It is quite possible that some readers of this article experienced Home Economics classes at school.
Or if Home Economics doesn’t ring any bells you might have known it as Consumer and Family Sciences.
These classes taught everyone the generic life skills that we all needed for daily life.
Being a conservative world back then, girls learned how to finance and budget, cook, and sew. Whereas the boys learned how to fix things, make use of tools, build things, etc.
Home Economics courses apparently had good intentions. They were designed to impart the knowledge required by young ladies to be ideal housekeepers and housewives. It taught them to sew, cook, clean, and to make sure they were capable of keeping the house affairs together.
The course also intended to impart masculine traits in boys. The class based itself on the presumptions that boys must become strong, masculine men. Their aim was to construct and fix everything, use hacksaws, use drills, learn to work with wood and metal. Which is obviously an excellent thing.
Since then, however, the notion of the old-fashioned family has evolved. One might say it has ushered in both negative and positive changes.
Our current education systems lack the past lessons. People are of the belief that these programs are not appropriate given the current educational modules. Schools bring their focus onto matters such as capacity-based learning in addition to constrained subsidizing.
The flip side of the coin shows that parents are concerned that their kids will not have the basic skills that they need to survive as a grown adult.
Primary subjects such as Arithmetic, History, and English are indeed extremely significant. But Home Economics certainly helped students learn about basic skills in health, cooking, and made them adept with accounts.

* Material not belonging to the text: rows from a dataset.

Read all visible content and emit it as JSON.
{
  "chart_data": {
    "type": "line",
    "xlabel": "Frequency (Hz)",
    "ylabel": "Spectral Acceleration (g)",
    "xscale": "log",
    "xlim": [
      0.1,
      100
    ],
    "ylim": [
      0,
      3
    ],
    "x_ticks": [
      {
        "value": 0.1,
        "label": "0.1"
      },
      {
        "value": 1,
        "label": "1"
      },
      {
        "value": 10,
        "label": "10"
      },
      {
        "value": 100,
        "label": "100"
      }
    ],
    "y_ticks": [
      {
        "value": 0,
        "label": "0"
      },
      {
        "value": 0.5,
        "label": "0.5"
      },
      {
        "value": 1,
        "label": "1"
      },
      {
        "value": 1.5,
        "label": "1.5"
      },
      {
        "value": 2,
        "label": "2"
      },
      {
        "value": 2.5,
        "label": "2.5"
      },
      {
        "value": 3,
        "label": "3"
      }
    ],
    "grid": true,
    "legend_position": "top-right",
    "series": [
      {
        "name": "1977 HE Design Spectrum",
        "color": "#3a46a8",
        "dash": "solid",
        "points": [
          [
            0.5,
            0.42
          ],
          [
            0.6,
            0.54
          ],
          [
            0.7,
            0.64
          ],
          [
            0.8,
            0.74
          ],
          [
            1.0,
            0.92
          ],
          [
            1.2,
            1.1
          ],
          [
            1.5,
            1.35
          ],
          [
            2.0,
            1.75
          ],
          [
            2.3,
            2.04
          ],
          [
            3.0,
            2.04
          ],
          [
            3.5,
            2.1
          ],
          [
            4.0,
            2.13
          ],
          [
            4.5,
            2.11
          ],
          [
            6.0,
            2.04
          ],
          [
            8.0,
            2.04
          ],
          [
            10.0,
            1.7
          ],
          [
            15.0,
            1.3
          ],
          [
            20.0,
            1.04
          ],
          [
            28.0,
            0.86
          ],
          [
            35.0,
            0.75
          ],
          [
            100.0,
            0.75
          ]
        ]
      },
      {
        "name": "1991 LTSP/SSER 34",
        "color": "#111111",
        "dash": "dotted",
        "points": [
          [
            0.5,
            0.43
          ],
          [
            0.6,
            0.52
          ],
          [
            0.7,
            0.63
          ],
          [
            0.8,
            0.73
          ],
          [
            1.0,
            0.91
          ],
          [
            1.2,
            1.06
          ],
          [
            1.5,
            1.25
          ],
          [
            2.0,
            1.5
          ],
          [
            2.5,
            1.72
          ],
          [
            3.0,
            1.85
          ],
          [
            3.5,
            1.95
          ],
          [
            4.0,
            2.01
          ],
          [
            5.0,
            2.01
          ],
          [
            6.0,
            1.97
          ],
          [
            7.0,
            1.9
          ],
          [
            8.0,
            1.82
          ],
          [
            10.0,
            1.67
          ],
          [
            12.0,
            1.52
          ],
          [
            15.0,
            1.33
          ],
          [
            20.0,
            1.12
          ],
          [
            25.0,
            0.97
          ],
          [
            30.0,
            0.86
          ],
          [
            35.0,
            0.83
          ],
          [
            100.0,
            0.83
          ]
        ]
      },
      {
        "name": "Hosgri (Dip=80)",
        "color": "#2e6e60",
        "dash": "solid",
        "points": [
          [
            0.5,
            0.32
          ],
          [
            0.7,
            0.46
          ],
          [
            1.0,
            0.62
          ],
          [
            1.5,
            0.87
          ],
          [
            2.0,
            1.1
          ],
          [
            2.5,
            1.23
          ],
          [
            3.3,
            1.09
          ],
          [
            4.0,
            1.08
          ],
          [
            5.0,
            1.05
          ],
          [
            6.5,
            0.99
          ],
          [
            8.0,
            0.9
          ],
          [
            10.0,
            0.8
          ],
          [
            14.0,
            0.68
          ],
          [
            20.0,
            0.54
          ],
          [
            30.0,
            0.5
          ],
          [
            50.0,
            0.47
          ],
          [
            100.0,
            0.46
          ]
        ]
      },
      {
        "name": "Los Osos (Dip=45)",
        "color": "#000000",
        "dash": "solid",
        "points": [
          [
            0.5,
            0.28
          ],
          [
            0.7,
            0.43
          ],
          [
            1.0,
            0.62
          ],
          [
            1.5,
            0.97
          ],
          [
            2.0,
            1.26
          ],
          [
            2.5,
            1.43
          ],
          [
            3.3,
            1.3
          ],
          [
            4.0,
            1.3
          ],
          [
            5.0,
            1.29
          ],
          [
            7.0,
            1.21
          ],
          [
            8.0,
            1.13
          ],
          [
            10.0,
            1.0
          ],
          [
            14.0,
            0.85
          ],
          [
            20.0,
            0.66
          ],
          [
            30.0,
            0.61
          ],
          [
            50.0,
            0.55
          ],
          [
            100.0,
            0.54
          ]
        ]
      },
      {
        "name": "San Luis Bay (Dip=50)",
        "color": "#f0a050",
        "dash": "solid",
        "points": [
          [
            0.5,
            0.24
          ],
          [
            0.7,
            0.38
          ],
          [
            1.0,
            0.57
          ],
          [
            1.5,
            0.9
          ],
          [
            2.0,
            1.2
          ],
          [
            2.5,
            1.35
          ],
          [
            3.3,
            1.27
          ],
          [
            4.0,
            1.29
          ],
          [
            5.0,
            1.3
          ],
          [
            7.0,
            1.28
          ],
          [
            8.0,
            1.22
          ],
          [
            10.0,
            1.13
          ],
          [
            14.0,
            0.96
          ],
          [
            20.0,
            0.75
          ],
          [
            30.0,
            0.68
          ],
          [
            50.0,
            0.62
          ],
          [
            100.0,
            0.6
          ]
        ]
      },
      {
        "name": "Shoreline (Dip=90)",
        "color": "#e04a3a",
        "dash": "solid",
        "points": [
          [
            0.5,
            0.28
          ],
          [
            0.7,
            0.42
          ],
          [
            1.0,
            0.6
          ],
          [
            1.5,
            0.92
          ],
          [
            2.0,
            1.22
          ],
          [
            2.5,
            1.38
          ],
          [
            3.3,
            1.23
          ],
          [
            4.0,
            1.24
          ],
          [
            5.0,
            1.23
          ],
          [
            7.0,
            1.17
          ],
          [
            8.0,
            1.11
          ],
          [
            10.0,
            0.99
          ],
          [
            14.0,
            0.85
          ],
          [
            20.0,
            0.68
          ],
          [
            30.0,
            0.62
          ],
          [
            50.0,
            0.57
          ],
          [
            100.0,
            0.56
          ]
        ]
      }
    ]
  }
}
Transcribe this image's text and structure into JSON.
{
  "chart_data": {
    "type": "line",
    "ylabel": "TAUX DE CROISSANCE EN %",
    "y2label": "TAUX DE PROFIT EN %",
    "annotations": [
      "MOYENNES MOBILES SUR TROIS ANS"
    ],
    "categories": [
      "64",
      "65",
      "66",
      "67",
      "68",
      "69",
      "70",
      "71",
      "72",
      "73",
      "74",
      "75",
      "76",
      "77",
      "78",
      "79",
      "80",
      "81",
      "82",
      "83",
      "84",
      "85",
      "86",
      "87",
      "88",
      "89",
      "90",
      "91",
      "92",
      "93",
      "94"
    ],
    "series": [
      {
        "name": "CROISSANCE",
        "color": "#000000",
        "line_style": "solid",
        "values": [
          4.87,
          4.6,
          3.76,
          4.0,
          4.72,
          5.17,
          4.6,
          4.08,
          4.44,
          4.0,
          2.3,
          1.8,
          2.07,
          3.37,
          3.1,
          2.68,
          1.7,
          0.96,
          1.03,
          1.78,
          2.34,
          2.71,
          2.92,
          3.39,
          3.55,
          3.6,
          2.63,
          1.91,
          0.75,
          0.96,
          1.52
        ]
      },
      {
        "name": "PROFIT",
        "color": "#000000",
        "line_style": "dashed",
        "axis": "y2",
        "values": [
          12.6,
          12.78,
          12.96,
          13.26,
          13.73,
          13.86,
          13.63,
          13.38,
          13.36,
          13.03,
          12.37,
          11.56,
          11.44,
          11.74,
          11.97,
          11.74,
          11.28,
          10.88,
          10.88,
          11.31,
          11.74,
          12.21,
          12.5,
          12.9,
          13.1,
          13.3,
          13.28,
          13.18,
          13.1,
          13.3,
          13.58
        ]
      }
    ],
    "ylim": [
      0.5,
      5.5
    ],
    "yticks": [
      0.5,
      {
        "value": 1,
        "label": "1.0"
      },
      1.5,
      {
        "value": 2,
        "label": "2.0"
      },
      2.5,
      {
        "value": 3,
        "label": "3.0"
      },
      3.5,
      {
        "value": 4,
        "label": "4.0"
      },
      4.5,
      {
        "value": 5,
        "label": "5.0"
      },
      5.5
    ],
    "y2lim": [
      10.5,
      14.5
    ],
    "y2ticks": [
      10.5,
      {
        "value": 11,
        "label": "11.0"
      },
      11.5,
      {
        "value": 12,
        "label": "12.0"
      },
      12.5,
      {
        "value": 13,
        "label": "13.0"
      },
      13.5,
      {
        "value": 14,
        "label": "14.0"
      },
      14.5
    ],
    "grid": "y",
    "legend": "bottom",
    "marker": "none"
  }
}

As much as we should not go back to the sexist courses which existed in the past, it would certainly benefit everyone to learn a better integrated and unified course in today’s world.
The courses in question have not become extinct, but the “quality” has been diminished. In the year 2012, just about 3.51 million understudies took an attempt at Domestic Consumer Science Aux Projects. Which represents a 38% reduction in the past decade.
The President of the Association of Teacher Educators for Family and Consumer Sciences, Susan Turgeson, is of the belief that there are useful parts in the course even now. It can teach things such as hydroponics, soil treatment, and network planting.
While it is debatable (or not) that we should revisit home economics classes, some believe it can benefit the livelihoods of our future generation of adults. The kids can truly learn to harness useful life skills. This, in turn, will help them save time as well as money.